BELLEAIR BLUFFS – If a company performing the beach replenishment along the Belleair Beach and Indian Rocks Beach coast had been a little less nasty, there might have been a chance the cost of moving equipment would not have cost triple what the company had planned.
Might is the operative word, because property owners in Belleair Shore are loath to have others trespass on their beach over which they proudly assert ownership.
Background – Norfolk Dredging Company is replenishing sand on the beach and needs to move three bulldozers and an excavator from Belleair Beach’s strand south to Indian Rocks Beach.
John Hayes, one of Belleair Shore’s commissioners, approached the project manager of Norfolk, as he tells it, with a mind to discuss Norfolk’s needs.
Hayes, a genial and friendly fellow whose outward conviviality can hide a backbone of steel, was peremptorily told by the Norfolk representative to scram – “get off my property.”
Hayes reacted to this by informing Norfolk and county officials that no heavy equipment (and it is big stuff) was going to cross his property. Not good for Norfolk.
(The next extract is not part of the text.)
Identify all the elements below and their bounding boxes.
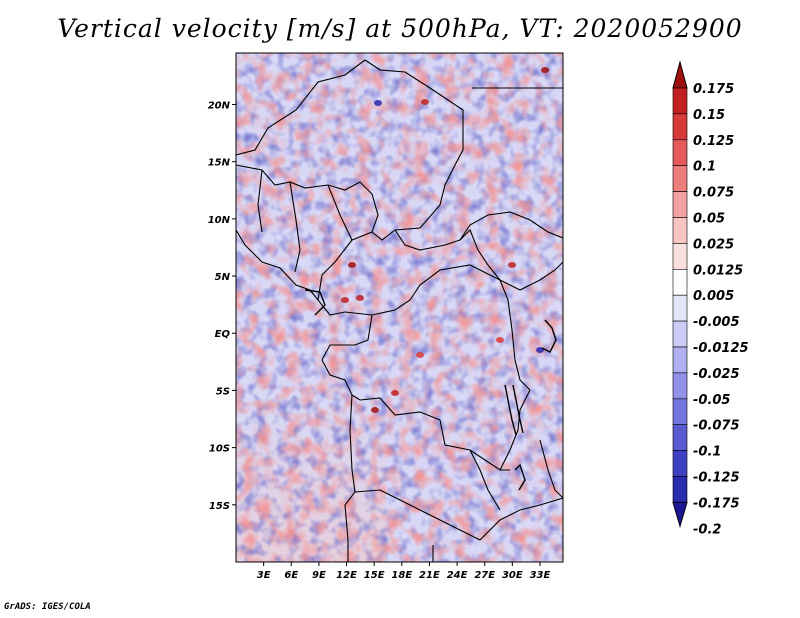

Then, in a letter dated two days before the meeting last week at which Hayes related this turn of events, Nicole Elko, who is the county’s coordinator for the beach replenishment, made a plea for a one-time agreement from the Town of Belleair Shore to allow the passage of the equipment along the beach.
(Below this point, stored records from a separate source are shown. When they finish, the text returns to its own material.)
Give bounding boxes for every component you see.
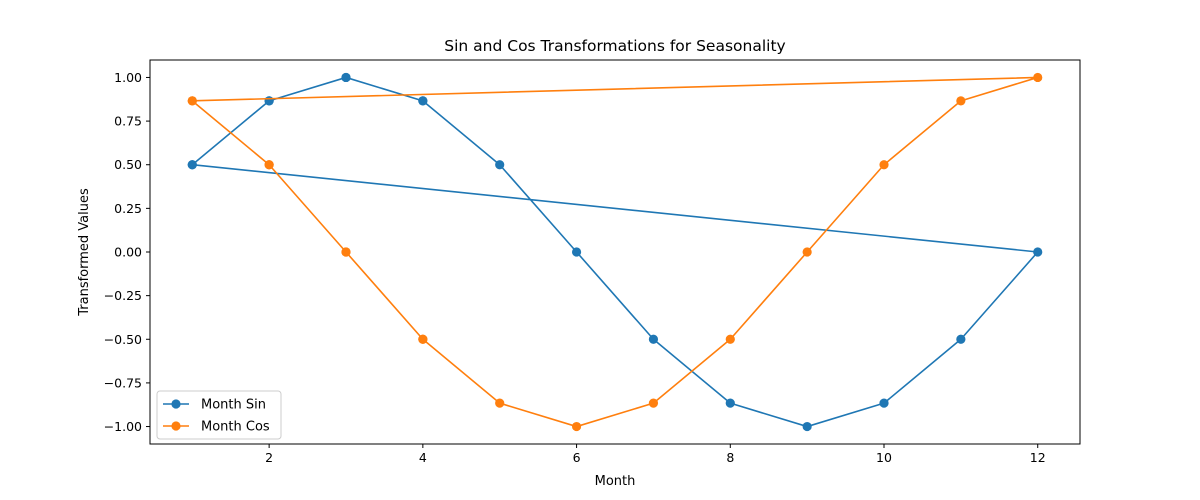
y-axis-ticks: −1.00 −0.75 −0.50 −0.25 0.00 0.25 0.50 0.75 1.00 [104, 70, 150, 434]
data-point [571, 247, 582, 257]
legend-swatch-marker [171, 399, 181, 409]
x-tick-label: 10 [876, 450, 892, 465]
data-point [648, 398, 659, 408]
x-tick-label: 2 [265, 450, 273, 465]
y-tick-label: −1.00 [104, 419, 142, 434]
chart-title: Sin and Cos Transformations for Seasonal… [444, 37, 785, 55]
data-point [725, 398, 735, 408]
series-layer [187, 72, 1043, 432]
series-month-cos [187, 72, 1043, 432]
legend-label-month-cos: Month Cos [201, 420, 270, 435]
data-point [341, 72, 351, 83]
y-tick-label: 0.50 [114, 157, 142, 172]
legend: Month Sin Month Cos [156, 390, 282, 440]
data-point [418, 334, 428, 344]
data-point [495, 160, 505, 170]
data-point [264, 96, 274, 106]
y-tick-label: 0.75 [114, 114, 142, 129]
x-tick-label: 6 [573, 450, 581, 465]
y-tick-label: −0.75 [104, 375, 142, 390]
data-point [571, 421, 582, 432]
data-point [879, 398, 889, 408]
data-point [495, 398, 505, 408]
y-axis-label: Transformed Values [77, 188, 92, 317]
x-axis-label: Month [595, 474, 636, 489]
data-point [802, 421, 812, 432]
x-tick-label: 4 [419, 450, 427, 465]
data-point [1033, 72, 1043, 83]
data-point [1033, 247, 1043, 257]
data-point [648, 334, 659, 344]
y-tick-label: 1.00 [114, 70, 142, 85]
y-tick-label: −0.25 [104, 288, 142, 303]
legend-label-month-sin: Month Sin [201, 398, 266, 413]
x-tick-label: 8 [726, 450, 734, 465]
x-axis-ticks: 2 4 6 8 10 12 [265, 444, 1046, 465]
legend-swatch-marker [171, 421, 181, 431]
legend-box [156, 390, 282, 440]
data-point [956, 334, 966, 344]
y-tick-label: −0.50 [104, 332, 142, 347]
x-tick-label: 12 [1030, 450, 1046, 465]
data-point [187, 96, 197, 106]
data-point [418, 96, 428, 106]
data-point [341, 247, 351, 257]
data-point [879, 160, 889, 170]
y-tick-label: 0.25 [114, 201, 142, 216]
data-point [725, 334, 735, 344]
data-point [187, 160, 197, 170]
y-tick-label: 0.00 [114, 245, 142, 260]
data-point [802, 247, 812, 257]
series-line-month-cos [191, 76, 1039, 428]
data-point [956, 96, 966, 106]
data-point [264, 160, 274, 170]
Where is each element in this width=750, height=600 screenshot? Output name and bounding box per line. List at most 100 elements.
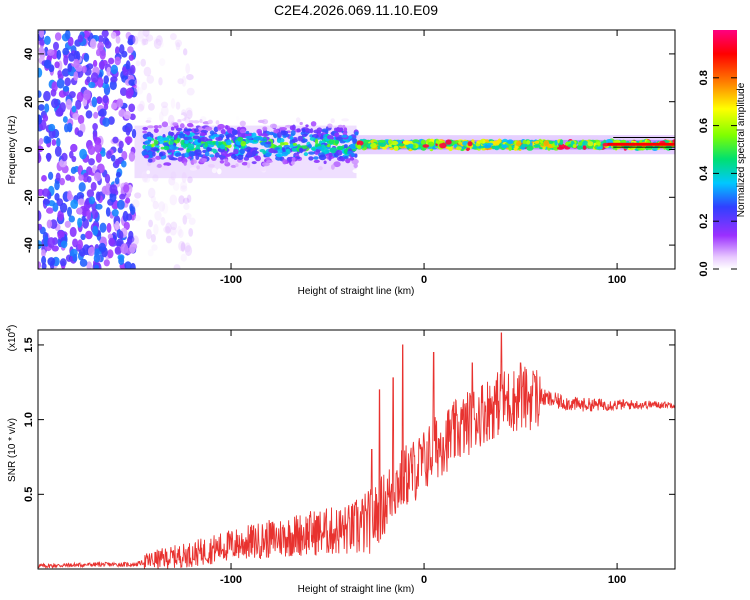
spectrogram-cell [170,33,177,41]
spectrogram-cell [103,103,109,110]
spectrogram-cell [153,36,160,45]
spectrogram-cell [141,81,148,91]
spectrogram-cell [330,118,335,124]
spectrogram-cell [85,110,93,119]
spectrogram-cell [257,119,265,123]
spectrogram-cell [107,249,114,259]
spectrogram-cell [60,240,68,249]
spectrogram-cell [124,136,133,144]
spectrogram-cell [192,135,200,140]
spectrogram-cell [207,164,215,168]
spectrogram-cell [176,114,185,120]
spectrogram-cell [141,34,150,42]
spectrogram-cell [157,41,164,48]
colorbar-tick-label: 0.0 [698,261,710,276]
spectrogram-cell [335,126,343,133]
spectrogram-cell [90,181,97,191]
spectrogram-cell [117,199,125,210]
spectrogram-cell [344,156,349,159]
spectrogram-cell [130,262,136,269]
spectrogram-cell [445,139,452,145]
spectrogram-cell [159,58,166,67]
spectrogram-cell [144,140,151,145]
colorbar-gradient [713,30,737,269]
spectrogram-cell [79,148,87,160]
spectrogram-cell [152,200,159,210]
spectrogram-cell [336,145,344,151]
spectrogram-cell [224,153,232,157]
spectrogram-cell [104,40,112,49]
spectrogram-cell [251,132,257,139]
spectrogram-cell [108,237,115,246]
spectrogram-cell [65,174,72,181]
spectrogram-cell [160,146,165,150]
spectrogram-cell [111,209,119,217]
spectrogram-cell [237,154,244,161]
spectrogram-cell [142,38,149,46]
spectrogram-cell [328,152,333,158]
spectrogram-cell [180,253,187,262]
spectrogram-cell [354,131,359,136]
spectrogram-cell [158,201,166,212]
spectrogram-cell [50,89,57,97]
spectrogram-cell [68,215,76,223]
spectrogram-cell [206,140,213,144]
spectrogram-cell [110,76,118,83]
spectrogram-cell [289,143,294,149]
spectrogram-cell [78,182,86,192]
spectrogram-cell [77,239,83,250]
spectrogram-cell [152,174,159,182]
spectrogram-cell [204,151,210,157]
spectrogram-cell [112,136,119,144]
spectrogram-cell [520,143,528,148]
spectrogram-cell [291,157,296,162]
spectrogram-cell [150,195,156,203]
spectrogram-cell [239,148,245,155]
spectrogram-cell [273,128,280,134]
spectrogram-cell [105,207,111,217]
spectrogram-cell [165,222,172,234]
spectrogram-cell [46,207,54,214]
spectrogram-cell [516,140,522,147]
spectrogram-cell [122,210,129,222]
spectrogram-cell [508,145,512,151]
spectrogram-cell [38,145,44,152]
spectrogram-cell [172,122,179,126]
spectrogram-cell [179,133,186,139]
spectrogram-cell [217,168,222,175]
spectrogram-cell [115,46,120,55]
spectrogram-cell [345,158,351,164]
spectrogram-cell [72,253,78,262]
spectrogram-cell [42,114,49,122]
spectrogram-cell [82,65,87,74]
spectrogram-cell [165,235,172,244]
spectrogram-cell [142,173,148,183]
spectrogram-cell [67,206,72,217]
spectrogram-cell [335,149,343,156]
spectrogram-cell [147,158,153,163]
spectrogram-cell [48,171,54,180]
spectrogram-cell [86,189,95,198]
spectrogram-cell [327,123,333,128]
spectrogram-cell [427,141,435,147]
spectrogram-cell [403,141,409,145]
spectrogram-cell [67,63,72,73]
spectrogram-cell [69,226,77,238]
spectrogram-cell [231,154,237,159]
spectrogram-cell [231,129,238,136]
spectrogram-cell [219,144,226,150]
spectrogram-cell [98,60,105,70]
spectrogram-cell [59,202,68,213]
spectrogram-cell [295,117,301,123]
spectrogram-cell [89,38,97,49]
spectrogram-cell [255,155,261,162]
spectrogram-cell [103,259,110,267]
spectrogram-cell [501,144,508,149]
spectrogram-cell [363,139,370,143]
spectrogram-cell [67,36,74,47]
spectrogram-cell [177,119,182,123]
spectrogram-cell [240,140,247,147]
spectrogram-cell [64,30,71,40]
spectrogram-cell [220,129,226,135]
spectrogram-cell [108,57,115,65]
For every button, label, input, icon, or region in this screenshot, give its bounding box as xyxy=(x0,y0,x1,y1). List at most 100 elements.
Moving the stuff down Gulf Boulevard, all the way to the Indian Shores line, would cost triple, her letter said.
Because ownership of the beach attaches to individual property owners, the Town Commission could not give a blanket approval.
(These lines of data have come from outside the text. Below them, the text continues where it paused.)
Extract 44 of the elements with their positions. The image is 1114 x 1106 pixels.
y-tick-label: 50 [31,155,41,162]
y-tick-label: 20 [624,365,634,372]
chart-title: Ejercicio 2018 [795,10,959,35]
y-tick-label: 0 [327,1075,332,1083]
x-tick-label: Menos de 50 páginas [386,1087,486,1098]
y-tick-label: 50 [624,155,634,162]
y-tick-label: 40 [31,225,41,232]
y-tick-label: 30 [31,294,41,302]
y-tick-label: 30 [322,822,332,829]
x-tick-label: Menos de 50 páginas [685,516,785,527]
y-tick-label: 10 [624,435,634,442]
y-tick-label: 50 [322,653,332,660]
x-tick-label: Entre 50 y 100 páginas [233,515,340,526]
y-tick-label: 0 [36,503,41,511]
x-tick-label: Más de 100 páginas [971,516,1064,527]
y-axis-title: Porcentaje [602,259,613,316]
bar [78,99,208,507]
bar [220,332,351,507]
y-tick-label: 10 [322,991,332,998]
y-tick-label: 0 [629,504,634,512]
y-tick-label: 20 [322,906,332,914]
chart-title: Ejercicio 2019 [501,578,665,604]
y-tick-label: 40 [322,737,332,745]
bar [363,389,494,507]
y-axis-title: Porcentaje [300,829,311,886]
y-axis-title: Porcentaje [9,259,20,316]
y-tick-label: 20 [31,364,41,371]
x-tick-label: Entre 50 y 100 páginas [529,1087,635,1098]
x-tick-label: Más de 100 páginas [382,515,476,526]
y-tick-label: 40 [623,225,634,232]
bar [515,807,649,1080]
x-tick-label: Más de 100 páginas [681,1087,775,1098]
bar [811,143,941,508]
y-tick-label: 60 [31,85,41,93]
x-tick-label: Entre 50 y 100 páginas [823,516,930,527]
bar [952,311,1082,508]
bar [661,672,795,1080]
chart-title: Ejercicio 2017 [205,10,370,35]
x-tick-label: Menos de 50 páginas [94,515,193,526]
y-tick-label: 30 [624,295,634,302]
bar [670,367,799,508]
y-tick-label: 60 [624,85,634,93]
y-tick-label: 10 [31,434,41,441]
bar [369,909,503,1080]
But it can give a green light to move the equipment along the line below the median high water mark. This would produce, at low tide, a path 40 to 50 feet wide of wet sand.
Discussing this last Wednesday night at their meeting, the commissioners speculated that moving heavy machinery along the beach on wet sand at low tide would run the risk of having the machinery get stuck.
It might make Belleair Shore look like Normandy about six months after D-Day.
“The wet sand is a hazard,” Commissioner Bob Schmidt said. The consensus was to turn down the county’s request.
But Hayes hailed Elko’s efforts. “She did nothing wrong and everything right,” he said.
In other action, the commission decided to regulate short term rentals and limit them to the rules outlined by the county law on residential family zoned areas.
That is, there is a 30-day minimum limit and any lease granter can only do that three times a year which would effectively, and economically, force rentals into at least four month rental times.
Schmidt and Carl Hilton, who were returned to the commission unopposed, were sworn in. Also being retained is Ray Piscitelli who was away.